Other cases avoid the implication of res judicata in some circumstances. Marino v. State Farm Fire & Cas. Ins. Co., 787 S.W.2d 948, 950 (Tex. 1990) (res judicata did not prevent lawsuit brought after change in decisional law recognizing a new cause of action after original judgment); Hernandez v. Del Ray Chem. Intern., Inc., 56 S.W.3d 112, 116 (Tex. App.—Houston [14th Dist.] 2001, no pet.) (suit against majority shareholder for fraudulent transfer not res judicata against fraudulent transfer suit as to subsequent transfer made after trial); Hudspeth v. Hudspeth, 673 S.W.2d 248, 252 (Tex. App.—San Antonio 1984, writ ref’d n.r.e.) (res judicata of “facts and conditions that existed at the time of the judgment” but not “where facts have changed or new facts arise which alter the rights or relations of the parties”).
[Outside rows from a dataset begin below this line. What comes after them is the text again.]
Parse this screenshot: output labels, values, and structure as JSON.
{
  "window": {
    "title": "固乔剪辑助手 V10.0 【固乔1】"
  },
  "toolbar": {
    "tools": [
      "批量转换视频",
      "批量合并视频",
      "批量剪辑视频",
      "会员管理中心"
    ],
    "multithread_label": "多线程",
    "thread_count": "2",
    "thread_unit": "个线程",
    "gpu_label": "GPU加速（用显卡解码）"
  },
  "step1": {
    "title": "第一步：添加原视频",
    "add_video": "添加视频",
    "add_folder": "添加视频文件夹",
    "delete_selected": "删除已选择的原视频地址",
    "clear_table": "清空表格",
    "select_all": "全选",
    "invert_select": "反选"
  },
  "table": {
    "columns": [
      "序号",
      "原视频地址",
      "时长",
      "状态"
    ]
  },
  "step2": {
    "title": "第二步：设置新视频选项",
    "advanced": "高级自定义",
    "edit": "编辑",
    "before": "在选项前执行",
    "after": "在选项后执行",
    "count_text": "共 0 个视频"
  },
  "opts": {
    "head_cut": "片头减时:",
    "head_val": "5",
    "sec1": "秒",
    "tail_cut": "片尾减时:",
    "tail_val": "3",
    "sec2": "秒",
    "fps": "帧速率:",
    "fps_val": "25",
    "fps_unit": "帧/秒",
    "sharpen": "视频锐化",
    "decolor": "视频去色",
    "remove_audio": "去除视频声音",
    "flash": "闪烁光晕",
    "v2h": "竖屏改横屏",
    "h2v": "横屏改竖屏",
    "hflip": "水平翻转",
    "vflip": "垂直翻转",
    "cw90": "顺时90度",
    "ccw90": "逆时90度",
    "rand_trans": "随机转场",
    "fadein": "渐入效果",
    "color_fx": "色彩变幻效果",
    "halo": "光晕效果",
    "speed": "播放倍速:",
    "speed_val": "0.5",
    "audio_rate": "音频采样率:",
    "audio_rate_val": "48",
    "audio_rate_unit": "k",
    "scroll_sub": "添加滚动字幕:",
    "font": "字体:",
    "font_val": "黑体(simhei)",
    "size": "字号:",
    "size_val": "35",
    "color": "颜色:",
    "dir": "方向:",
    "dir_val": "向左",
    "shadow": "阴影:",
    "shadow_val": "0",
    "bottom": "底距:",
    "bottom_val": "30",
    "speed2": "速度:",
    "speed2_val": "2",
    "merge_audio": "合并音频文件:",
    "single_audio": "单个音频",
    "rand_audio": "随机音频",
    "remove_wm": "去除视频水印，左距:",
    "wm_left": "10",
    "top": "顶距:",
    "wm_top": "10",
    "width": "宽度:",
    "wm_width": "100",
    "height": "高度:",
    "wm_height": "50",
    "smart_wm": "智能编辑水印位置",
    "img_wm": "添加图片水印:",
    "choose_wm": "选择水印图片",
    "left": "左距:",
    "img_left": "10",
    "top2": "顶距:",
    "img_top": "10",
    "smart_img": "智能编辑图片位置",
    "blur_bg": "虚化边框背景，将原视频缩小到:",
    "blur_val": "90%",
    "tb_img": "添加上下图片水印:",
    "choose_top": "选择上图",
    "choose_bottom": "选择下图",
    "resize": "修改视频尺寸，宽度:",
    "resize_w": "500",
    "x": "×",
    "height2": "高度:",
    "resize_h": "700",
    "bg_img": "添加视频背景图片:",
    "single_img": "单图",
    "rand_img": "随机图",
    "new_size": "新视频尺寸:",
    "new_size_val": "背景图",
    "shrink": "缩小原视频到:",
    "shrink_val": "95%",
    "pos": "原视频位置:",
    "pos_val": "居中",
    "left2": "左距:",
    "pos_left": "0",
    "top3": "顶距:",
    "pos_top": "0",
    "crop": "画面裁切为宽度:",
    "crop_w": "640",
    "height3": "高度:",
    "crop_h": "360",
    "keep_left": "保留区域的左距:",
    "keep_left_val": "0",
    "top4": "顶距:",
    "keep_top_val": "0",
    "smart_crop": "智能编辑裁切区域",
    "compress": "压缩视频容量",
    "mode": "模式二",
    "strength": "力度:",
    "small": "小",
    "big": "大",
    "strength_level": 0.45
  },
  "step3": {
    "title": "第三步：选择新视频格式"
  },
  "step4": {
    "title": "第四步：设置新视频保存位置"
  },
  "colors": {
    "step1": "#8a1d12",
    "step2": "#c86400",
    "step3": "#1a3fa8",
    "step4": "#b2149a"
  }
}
This case of first impression, however, appears to be a unique and creative application of the exceptions to res judicata.  The parties intended the debtor to be liable for post-judgment attorney’s fees.  Graves, 555 B.R. at 604.  Upon suit, the judgment creditor recovered judgment on the note plus pre-judgment attorney’s fees and filed an application to garnish a brokerage account.  Id. The debtor filed bankruptcy six months later, the garnishment was stayed, and the garnishment made the judgment creditor secured in the brokerage account.  Id.  The judgment creditor filed a proof of claim for the amount of the judgment, pre-petition attorneys’ fees and its post-judgment attorney’s fees.  Id. The trustee objected based on the merger doctrine and res judicata, and as discussed above, the court rejected that defense.  Id. at 610.  Because the judgment amount and post-judgment attorney’s fees made up almost the entirety of the amount in the brokerage account, the judgment creditor recovered the proceeds to the detriment of the other creditors of the estate.

Many notes contain clauses that allow for the collection of attorney’s fees post-petition. As a result, this case has broad implications for collection practice in this state.